Author Dr. James McNulty said that some people demand too much from their marriages because they are requiring that their marriages fulfill needs that they are not capable of achieving, either because they have limited time, energy, effort, or skills to apply to their marriages.
‘Expecting a lot can make marriage more satisfying, but if the spouse cannot meet those expectations, whether for lack of time, effort, or social skills, the relationship will suffer.’
McNulty added, "But other people demand too little from their marriages. Their marriage is a potential source of personal fulfillment that they are not exploiting. Ultimately, spouses appear to be best off to the extent that they ask of their marriages as much as, but not more than, their marriages are able to give them."
The researchers utilized data from 135 newlywed couples living in eastern Tennessee.
"When it comes to verbal problem-solving, indirect hostility is more destructive than direct hostility," says McNulty.
"Prior work by our lab and others indicates that direct hostility, such as blaming the partner for a problem and demanding that the partner change, can have important benefits to some couples, specifically those who need to change. The key is that direct hostility communicates that there is a need for change and even how each partner wants things to change. Our prior research indicates indirect hostility is harmful for all couples."
"Each marriage is different; people differ in their compatibility, their skills, and the external stressors they face," says McNulty.
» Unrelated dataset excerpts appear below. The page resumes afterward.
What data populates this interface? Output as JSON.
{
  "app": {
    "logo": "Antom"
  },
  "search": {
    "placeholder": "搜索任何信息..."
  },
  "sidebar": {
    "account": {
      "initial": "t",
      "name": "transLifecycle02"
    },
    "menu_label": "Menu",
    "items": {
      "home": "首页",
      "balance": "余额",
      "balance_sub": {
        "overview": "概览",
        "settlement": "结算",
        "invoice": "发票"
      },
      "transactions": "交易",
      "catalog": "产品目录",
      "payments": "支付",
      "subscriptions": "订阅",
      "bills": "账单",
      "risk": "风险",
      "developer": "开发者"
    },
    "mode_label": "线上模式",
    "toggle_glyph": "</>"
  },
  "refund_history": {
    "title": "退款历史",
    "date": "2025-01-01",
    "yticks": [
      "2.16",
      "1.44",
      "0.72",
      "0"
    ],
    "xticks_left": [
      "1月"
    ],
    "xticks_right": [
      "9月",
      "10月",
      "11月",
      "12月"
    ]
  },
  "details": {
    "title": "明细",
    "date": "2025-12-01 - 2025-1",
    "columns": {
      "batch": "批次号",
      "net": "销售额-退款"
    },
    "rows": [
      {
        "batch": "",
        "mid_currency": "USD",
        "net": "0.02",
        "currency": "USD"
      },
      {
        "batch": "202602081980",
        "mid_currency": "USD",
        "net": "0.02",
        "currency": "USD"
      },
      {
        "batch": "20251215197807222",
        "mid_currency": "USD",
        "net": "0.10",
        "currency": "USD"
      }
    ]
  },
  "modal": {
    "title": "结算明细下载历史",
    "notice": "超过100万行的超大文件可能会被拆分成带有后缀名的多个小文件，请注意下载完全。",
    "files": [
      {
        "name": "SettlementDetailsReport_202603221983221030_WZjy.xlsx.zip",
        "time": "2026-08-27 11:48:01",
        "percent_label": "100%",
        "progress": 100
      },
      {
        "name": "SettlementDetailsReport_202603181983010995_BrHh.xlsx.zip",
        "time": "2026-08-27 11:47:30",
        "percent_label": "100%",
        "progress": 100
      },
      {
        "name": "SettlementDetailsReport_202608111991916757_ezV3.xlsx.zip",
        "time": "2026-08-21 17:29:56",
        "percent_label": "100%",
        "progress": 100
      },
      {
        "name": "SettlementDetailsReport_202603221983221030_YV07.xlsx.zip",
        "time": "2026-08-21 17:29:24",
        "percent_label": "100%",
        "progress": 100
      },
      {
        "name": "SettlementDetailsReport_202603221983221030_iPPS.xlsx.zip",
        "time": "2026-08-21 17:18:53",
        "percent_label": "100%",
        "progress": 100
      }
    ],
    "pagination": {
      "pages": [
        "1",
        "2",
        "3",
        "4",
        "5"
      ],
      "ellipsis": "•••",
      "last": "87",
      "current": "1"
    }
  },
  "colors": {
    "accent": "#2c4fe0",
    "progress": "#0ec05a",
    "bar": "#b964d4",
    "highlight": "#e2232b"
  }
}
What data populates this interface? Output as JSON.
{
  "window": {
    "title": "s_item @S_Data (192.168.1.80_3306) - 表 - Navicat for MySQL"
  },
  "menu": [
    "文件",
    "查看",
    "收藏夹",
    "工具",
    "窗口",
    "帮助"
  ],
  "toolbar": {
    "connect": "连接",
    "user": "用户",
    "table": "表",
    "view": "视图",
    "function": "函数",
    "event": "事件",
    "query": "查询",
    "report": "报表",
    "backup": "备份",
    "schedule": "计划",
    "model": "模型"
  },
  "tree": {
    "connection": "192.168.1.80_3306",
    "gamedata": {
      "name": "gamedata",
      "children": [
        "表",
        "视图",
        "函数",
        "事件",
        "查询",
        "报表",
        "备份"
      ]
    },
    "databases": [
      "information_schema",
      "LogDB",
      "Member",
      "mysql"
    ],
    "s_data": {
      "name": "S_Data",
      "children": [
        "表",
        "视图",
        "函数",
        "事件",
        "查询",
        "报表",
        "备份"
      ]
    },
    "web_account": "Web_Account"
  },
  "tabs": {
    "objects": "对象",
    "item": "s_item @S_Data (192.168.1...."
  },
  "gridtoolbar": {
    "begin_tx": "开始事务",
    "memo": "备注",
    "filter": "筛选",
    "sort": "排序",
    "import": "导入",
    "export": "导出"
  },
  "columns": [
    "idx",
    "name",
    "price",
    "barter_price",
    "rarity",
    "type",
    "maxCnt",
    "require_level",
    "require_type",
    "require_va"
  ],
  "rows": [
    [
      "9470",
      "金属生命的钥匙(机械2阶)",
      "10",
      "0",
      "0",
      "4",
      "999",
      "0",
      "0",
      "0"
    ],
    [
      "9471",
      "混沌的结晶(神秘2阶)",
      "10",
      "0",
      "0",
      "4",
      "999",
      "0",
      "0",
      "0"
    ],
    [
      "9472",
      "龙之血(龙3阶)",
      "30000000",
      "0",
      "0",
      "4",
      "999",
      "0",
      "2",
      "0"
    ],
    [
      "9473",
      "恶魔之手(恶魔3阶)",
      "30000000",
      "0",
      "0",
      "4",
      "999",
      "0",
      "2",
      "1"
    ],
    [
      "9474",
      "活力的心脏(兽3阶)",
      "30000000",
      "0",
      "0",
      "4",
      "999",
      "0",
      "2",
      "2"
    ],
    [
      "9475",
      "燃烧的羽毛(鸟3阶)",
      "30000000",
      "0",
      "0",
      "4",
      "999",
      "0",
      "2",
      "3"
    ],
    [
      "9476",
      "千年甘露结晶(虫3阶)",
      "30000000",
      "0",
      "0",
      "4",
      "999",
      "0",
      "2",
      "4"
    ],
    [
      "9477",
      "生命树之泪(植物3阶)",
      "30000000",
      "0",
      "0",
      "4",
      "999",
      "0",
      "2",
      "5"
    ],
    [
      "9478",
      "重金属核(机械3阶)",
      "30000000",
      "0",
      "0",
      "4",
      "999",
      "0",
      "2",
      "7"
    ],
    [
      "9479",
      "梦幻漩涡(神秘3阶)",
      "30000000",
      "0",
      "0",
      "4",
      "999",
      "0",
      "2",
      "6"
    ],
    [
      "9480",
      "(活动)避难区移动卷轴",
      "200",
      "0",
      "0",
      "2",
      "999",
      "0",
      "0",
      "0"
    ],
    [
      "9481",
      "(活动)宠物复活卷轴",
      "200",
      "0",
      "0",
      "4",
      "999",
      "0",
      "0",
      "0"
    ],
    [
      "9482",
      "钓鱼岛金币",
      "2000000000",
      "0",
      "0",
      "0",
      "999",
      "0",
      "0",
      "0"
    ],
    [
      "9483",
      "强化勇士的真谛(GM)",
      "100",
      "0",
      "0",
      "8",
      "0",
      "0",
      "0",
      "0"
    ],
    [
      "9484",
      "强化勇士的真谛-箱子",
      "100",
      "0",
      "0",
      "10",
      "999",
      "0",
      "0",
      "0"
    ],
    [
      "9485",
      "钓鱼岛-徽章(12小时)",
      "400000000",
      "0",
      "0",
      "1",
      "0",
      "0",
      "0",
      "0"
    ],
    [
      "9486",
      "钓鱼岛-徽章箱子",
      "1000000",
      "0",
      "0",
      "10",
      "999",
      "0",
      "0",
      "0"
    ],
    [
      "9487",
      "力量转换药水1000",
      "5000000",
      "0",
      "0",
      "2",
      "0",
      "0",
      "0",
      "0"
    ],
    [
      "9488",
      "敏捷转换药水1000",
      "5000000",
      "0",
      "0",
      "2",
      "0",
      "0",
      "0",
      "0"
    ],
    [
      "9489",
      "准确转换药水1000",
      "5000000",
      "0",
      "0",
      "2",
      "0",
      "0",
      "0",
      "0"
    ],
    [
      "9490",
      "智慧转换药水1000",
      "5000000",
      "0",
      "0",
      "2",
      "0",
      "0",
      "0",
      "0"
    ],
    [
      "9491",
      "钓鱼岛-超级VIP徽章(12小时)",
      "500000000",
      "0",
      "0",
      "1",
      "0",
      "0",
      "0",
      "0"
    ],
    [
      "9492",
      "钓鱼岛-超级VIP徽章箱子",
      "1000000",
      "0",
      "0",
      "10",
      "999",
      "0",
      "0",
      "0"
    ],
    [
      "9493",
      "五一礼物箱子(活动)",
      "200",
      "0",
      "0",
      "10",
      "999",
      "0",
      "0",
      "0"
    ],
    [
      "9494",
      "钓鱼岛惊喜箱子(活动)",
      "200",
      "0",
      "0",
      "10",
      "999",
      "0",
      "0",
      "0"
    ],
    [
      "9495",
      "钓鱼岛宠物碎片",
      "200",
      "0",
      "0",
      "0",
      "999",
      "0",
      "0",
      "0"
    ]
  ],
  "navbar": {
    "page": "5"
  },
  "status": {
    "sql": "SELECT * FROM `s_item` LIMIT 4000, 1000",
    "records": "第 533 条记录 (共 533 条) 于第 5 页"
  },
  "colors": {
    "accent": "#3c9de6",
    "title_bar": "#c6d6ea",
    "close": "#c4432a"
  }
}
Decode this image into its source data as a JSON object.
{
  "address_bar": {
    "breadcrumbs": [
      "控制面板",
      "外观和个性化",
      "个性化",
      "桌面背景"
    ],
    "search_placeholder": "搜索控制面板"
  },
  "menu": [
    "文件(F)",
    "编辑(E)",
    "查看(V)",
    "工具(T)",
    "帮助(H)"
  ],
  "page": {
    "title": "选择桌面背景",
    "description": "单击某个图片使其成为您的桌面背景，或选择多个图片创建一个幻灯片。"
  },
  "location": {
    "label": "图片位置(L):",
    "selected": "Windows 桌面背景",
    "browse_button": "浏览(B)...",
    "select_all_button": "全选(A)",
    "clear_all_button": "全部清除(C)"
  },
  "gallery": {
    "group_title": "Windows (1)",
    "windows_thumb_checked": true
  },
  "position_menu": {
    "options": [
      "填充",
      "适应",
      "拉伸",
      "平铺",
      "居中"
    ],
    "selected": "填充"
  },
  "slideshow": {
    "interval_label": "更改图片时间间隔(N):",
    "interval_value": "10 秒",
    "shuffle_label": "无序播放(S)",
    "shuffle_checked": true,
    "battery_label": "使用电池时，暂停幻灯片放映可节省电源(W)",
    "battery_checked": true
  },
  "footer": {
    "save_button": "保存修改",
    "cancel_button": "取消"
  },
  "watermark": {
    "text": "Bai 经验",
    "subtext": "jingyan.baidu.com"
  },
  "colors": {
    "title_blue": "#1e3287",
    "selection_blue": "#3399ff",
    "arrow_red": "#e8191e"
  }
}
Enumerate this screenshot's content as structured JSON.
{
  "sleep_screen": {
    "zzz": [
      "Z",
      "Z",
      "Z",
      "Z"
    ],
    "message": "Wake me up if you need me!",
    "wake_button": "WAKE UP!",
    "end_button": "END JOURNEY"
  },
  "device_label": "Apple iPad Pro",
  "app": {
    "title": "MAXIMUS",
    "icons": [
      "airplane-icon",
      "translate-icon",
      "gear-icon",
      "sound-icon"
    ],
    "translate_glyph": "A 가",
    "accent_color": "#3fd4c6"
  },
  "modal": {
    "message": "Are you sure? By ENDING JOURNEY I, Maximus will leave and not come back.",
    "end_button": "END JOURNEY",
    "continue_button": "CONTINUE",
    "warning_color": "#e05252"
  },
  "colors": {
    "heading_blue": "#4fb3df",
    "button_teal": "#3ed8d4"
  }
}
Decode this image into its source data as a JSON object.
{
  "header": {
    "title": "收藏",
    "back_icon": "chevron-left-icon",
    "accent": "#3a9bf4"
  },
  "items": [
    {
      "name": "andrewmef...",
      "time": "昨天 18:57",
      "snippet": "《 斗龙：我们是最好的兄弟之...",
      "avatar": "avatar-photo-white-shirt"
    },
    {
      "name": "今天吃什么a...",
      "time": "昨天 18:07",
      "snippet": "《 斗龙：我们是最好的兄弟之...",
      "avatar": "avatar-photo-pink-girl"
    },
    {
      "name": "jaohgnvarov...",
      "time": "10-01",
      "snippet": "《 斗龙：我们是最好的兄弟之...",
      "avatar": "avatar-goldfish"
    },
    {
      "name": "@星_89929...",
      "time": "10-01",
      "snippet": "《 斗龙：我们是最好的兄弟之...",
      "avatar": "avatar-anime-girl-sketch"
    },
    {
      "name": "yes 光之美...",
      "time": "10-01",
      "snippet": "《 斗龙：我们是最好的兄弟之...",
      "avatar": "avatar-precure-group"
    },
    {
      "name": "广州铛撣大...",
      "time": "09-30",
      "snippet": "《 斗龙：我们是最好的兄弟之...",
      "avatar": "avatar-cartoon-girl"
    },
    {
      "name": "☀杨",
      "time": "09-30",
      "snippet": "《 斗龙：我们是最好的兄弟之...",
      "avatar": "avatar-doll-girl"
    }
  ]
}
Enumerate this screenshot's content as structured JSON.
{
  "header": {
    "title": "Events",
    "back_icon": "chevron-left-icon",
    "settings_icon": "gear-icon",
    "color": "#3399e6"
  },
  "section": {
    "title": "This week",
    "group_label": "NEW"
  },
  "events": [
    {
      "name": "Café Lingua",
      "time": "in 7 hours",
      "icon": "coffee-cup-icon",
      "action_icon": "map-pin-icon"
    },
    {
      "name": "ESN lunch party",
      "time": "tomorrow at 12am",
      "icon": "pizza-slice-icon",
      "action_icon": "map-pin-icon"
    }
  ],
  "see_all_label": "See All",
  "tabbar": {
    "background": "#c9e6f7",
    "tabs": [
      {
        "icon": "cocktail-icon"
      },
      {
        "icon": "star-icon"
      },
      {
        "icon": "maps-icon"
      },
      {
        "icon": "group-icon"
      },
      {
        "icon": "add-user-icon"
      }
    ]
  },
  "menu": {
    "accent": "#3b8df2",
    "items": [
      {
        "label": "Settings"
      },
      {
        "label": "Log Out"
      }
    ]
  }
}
"All of these play an important role in determining how successful a marriage will be and thus how much people should demand from it." McNulty noted that this research suggests people need to have some idea of what they can get from marriage before they get it. That is obviously difficult, which may explain why couples experience a mismatch between what they demand and what they can actually attain.
"Couples need to realize their strengths and weaknesses and calibrate their standards accordingly," advises McNulty.
The study appears in Personality and Social Psychology Bulletin.